En présentant quatre projets de révision, le gouvernement traduit plusieurs promesses de campagne de François Hollande. Mais, faute de majorité suffisante, certaines sont abandonnées.

Article rédigé par Ilan Caro
France Télévisions
Publié Mis à jour
Temps de lecture : 5min
L'hémicycle du Congrès, qui réunit députés et sénateurs, convoqué pour la dernière fois en juillet 2008, à Versailles (Yvelines). (THOMAS COEX / AFP)

La réforme de la Constitution était en gestation depuis plusieurs semaines, le gouvernement l'a officiellement présentée mercredi 13 mars en Conseil des ministres. Premier constat : elle est nettement moins ambitieuse que prévu. Pour justifier cette reculade, le gouvernement explique que seules les mesures ayant une chance d'être adoptées par 3/5es des parlementaires (555 sur 925) ont été retenues. Elles devraient être votées en Congrès à Versailles durant l'été.

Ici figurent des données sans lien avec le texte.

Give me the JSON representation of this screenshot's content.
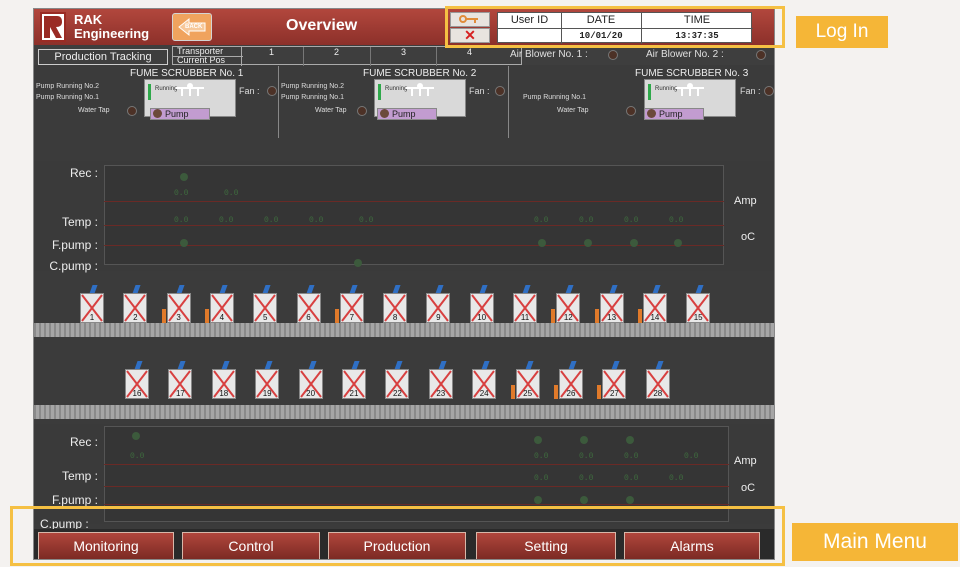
{
  "header": {
    "brand_line1": "RAK",
    "brand_line2": "Engineering",
    "back_label": "BACK",
    "title": "Overview",
    "x_symbol": "✕"
  },
  "info": {
    "user_id_label": "User ID",
    "date_label": "DATE",
    "time_label": "TIME",
    "user_id": "",
    "date": "10/01/20",
    "time": "13:37:35"
  },
  "tracking": {
    "button": "Production Tracking",
    "transporter_label": "Transporter",
    "current_pos_label": "Current Pos",
    "columns": [
      "1",
      "2",
      "3",
      "4"
    ]
  },
  "blowers": {
    "b1": "Air Blower No. 1 :",
    "b2": "Air Blower No. 2 :"
  },
  "scrubbers": [
    {
      "title": "FUME SCRUBBER No. 1",
      "p2": "Pump Running No.2",
      "p1": "Pump Running No.1",
      "tap": "Water Tap",
      "fan": "Fan :",
      "pump": "Pump",
      "running": "Running"
    },
    {
      "title": "FUME SCRUBBER No. 2",
      "p2": "Pump Running No.2",
      "p1": "Pump Running No.1",
      "tap": "Water Tap",
      "fan": "Fan :",
      "pump": "Pump",
      "running": "Running"
    },
    {
      "title": "FUME SCRUBBER No. 3",
      "p2": "",
      "p1": "Pump Running No.1",
      "tap": "Water Tap",
      "fan": "Fan :",
      "pump": "Pump",
      "running": "Running"
    }
  ],
  "top_panel": {
    "rec": "Rec :",
    "temp": "Temp :",
    "fpump": "F.pump :",
    "cpump": "C.pump :",
    "amp": "Amp",
    "oc": "oC"
  },
  "bottom_panel": {
    "rec": "Rec :",
    "temp": "Temp :",
    "fpump": "F.pump :",
    "cpump": "C.pump :",
    "amp": "Amp",
    "oc": "oC"
  },
  "tanks_row1": [
    "1",
    "2",
    "3",
    "4",
    "5",
    "6",
    "7",
    "8",
    "9",
    "10",
    "11",
    "12",
    "13",
    "14",
    "15"
  ],
  "tanks_row2": [
    "16",
    "17",
    "18",
    "19",
    "20",
    "21",
    "22",
    "23",
    "24",
    "25",
    "26",
    "27",
    "28"
  ],
  "zero_value": "0.0",
  "menu": [
    "Monitoring",
    "Control",
    "Production",
    "Setting",
    "Alarms"
  ],
  "annotations": {
    "login": "Log In",
    "main_menu": "Main Menu"
  },
  "colors": {
    "header": "#9a3b33",
    "menu_button": "#a23d34",
    "annotation": "#f5b637",
    "tank_arm": "#2f6fc4",
    "tank_cross": "#d84040"
  }
}
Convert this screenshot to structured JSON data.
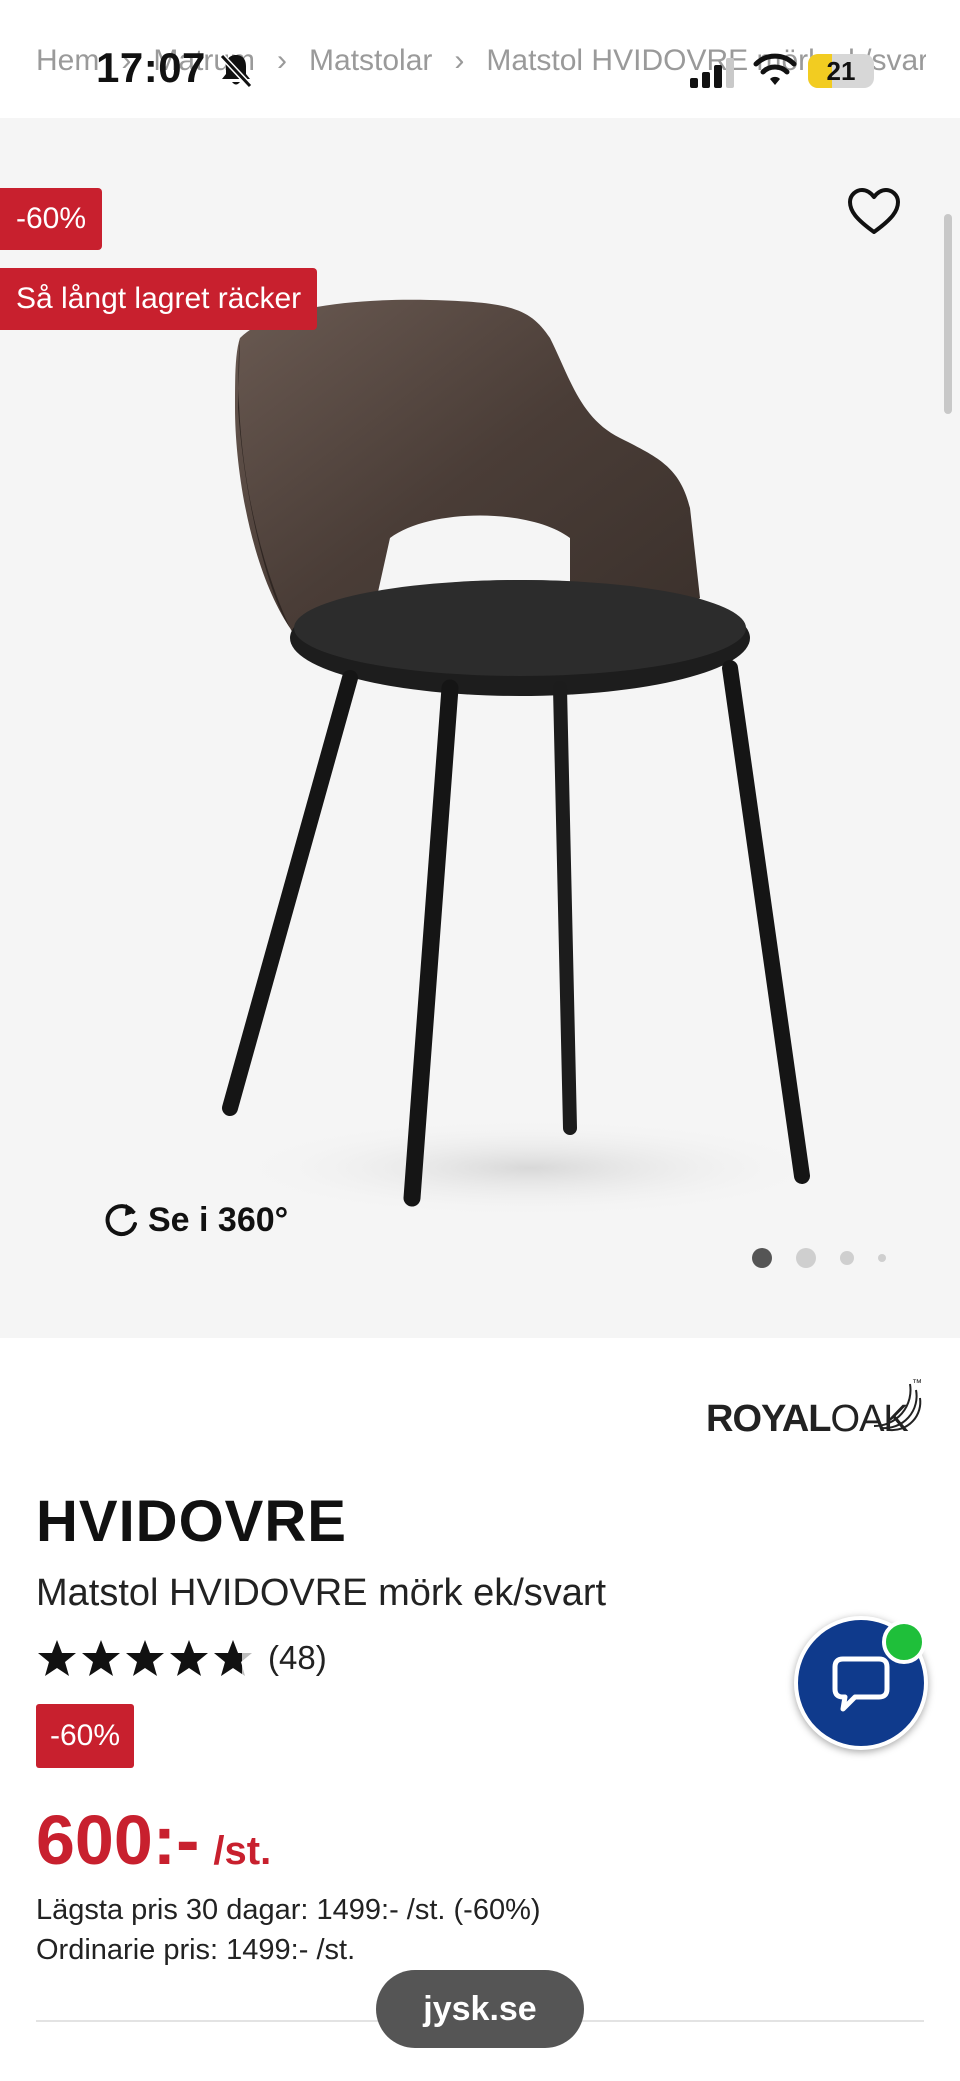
{
  "status_bar": {
    "time": "17:07",
    "battery_level": "21",
    "icons": [
      "bell-muted-icon",
      "signal-icon",
      "wifi-icon",
      "battery-icon"
    ]
  },
  "breadcrumb": [
    "Hem",
    "Matrum",
    "Matstolar",
    "Matstol HVIDOVRE mörk ek/svart"
  ],
  "gallery": {
    "discount_badge": "-60%",
    "stock_badge": "Så långt lagret räcker",
    "view_360_label": "Se i 360°",
    "image_count": 4,
    "active_image_index": 0,
    "wishlist_icon": "heart-outline-icon"
  },
  "brand": {
    "name_bold": "ROYAL",
    "name_light": "OAK",
    "trademark": "™"
  },
  "product": {
    "name": "HVIDOVRE",
    "description": "Matstol HVIDOVRE mörk ek/svart",
    "rating_value": 4.5,
    "rating_count": "(48)",
    "price_badge": "-60%",
    "price": "600:-",
    "price_unit": "/st.",
    "lowest_price": "Lägsta pris 30 dagar: 1499:- /st. (-60%)",
    "ordinary_price": "Ordinarie pris: 1499:- /st."
  },
  "chat": {
    "icon": "chat-bubble-icon",
    "online": true
  },
  "browser": {
    "url": "jysk.se"
  },
  "colors": {
    "sale_red": "#c8202e",
    "chat_blue": "#0f3a8c",
    "online_green": "#1fbf3a",
    "gallery_bg": "#f5f5f5"
  }
}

Si certaines promesses de François Hollande sont reprises dans les quatre textes présentés par l'exécutif (suppression de la qualité de membre de droit du Conseil constitutionnel pour les anciens présidents de la République, obligation du dialogue social préalable à toute réforme sur l'emploi, réforme du Conseil supérieur de la magistrature, suppression de la Cour de justice de la République chargée de juger les ministres), d'autres sont donc tout simplement passées à la trappe. Tour d'horizon.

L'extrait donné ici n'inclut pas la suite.